Je passe la main sur mon front moite, les brouhahas de la salle bourdonnent dans mes oreilles. Un rapide coup d'œil à l'horloge murale qui représente un ballon de foot tout sauf original, m'indique que mon service prend fin dans quinze minutes. Un soupir discret s'échappe de mes lèvres, bien vite rattrapé lorsqu'un client me hurle sans retenue, avant de rire avec ses potes déjà bien éméchés :

— Hey ma jolie, tu viens boire un verre avec nous ?

Je mords ma lèvre devant son sous-entendu grivois et tente de maîtriser le regard mitraillette que je lui renvoie – il faut dire que Ted a étonnamment mal réagi la dernière fois que j'ai décoché un coup de poing dans la mâchoire d'un type qui venait de me mettre la main aux fesses. Finalement, je lève mon majeur avec un large sourire, tout en élégance.

Je me détourne alors qu'il s'esclaffe, visiblement amusé par ma rébellion, et capte les iris incandescents de Béca. Ses lèvres se retroussent, mais la joie n'atteint pas ses yeux. Elle est morose ces jours-ci, et se renferme comme une huître. Je hausse les épaules avec un clin d'œil en attrapant le plateau de bières sur le comptoir.
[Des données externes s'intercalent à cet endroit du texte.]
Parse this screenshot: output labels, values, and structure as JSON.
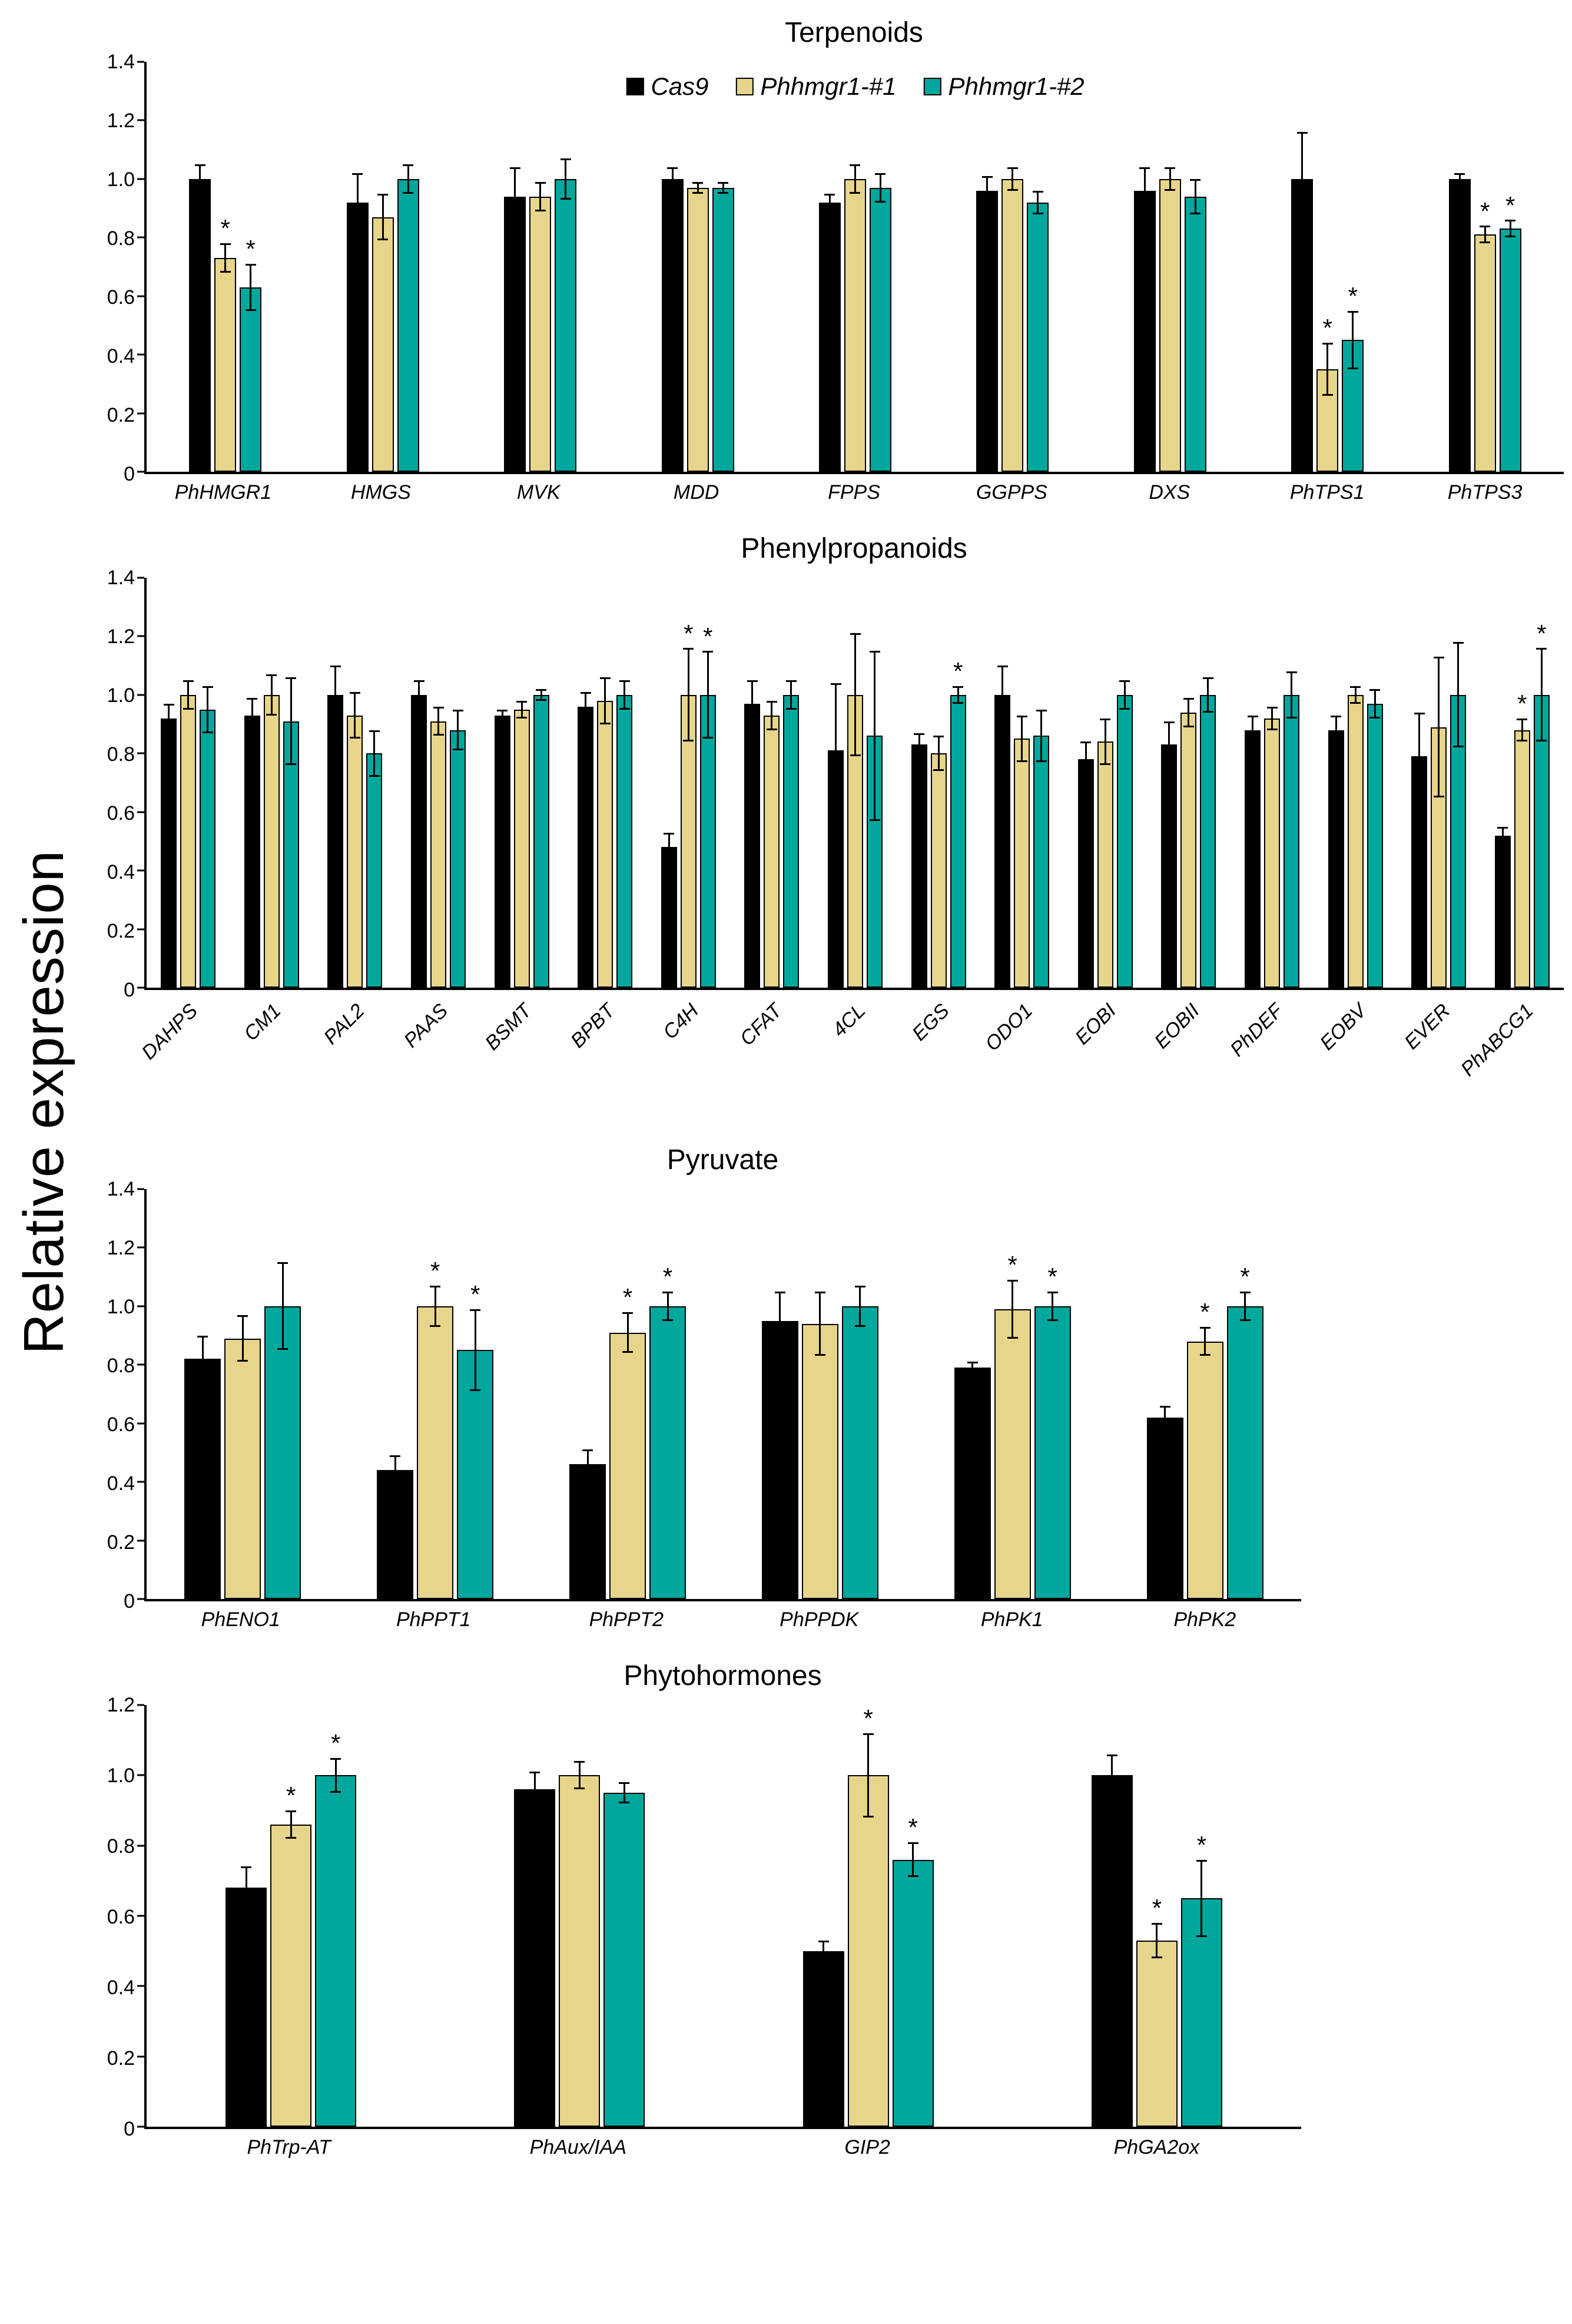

Je suis trop crevée et préoccupée moi-même en ce moment pour m'y attarder.

Lorsque je sors enfin du bar, les gros lourds fument devant la porte et je peine à trouver un passage, ce qui m'agace prodigieusement. Le nez en l'air, je frissonne : une fine pluie brumeuse crée une atmosphère digne des meilleurs polars.

— Je te raccompagne, ma jolie ?

L'haleine alcoolisée du client frôle ma nuque et je me sens grimacer de dégoût. Je fais un pas de côté et secoue la tête, passablement énervée – du moins, un peu plus. Puis je reprends ma route malgré son discours grandiloquent bourré de désespoir. Je lâche même un sourire devant son cinéma : ce genre de gars agit sous l'effet de l'alcool sans trop d'insistance en général, même si ça reflète toute la connerie humaine dont il doit faire preuve lorsqu'il est clean !

La pluie s'intensifie tandis que je hâte le pas, pressée de rentrer chez moi. Je jette un regard vers l'écran de mon téléphone, où je découvre un petit mot de ma grand-mère, qui désire être rassurée lorsque je rentre seule. Je lui écris un texto rapide, sans pouvoir occulter le petit pincement au cœur qui m'assaille. Je lui ai tout raconté. Absolument tout. Si elle a cherché à montrer de la surprise, ça n'a pas fonctionné, je ne suis pas dupe. J'ai noté les ombres qui ont obscurci ses yeux gris bleuté. Et avec un sourire hypocrite, elle a osé me mentir. M'affirmer qu'elle ne comprenait rien. Me prendre les mains et me serrer contre elle en me promettant qu'on allait éclaircir toute cette histoire. Je suis repartie de chez elle le cœur piétiné d'un sentiment que j'expérimentais pour la première fois avec elle : la déception.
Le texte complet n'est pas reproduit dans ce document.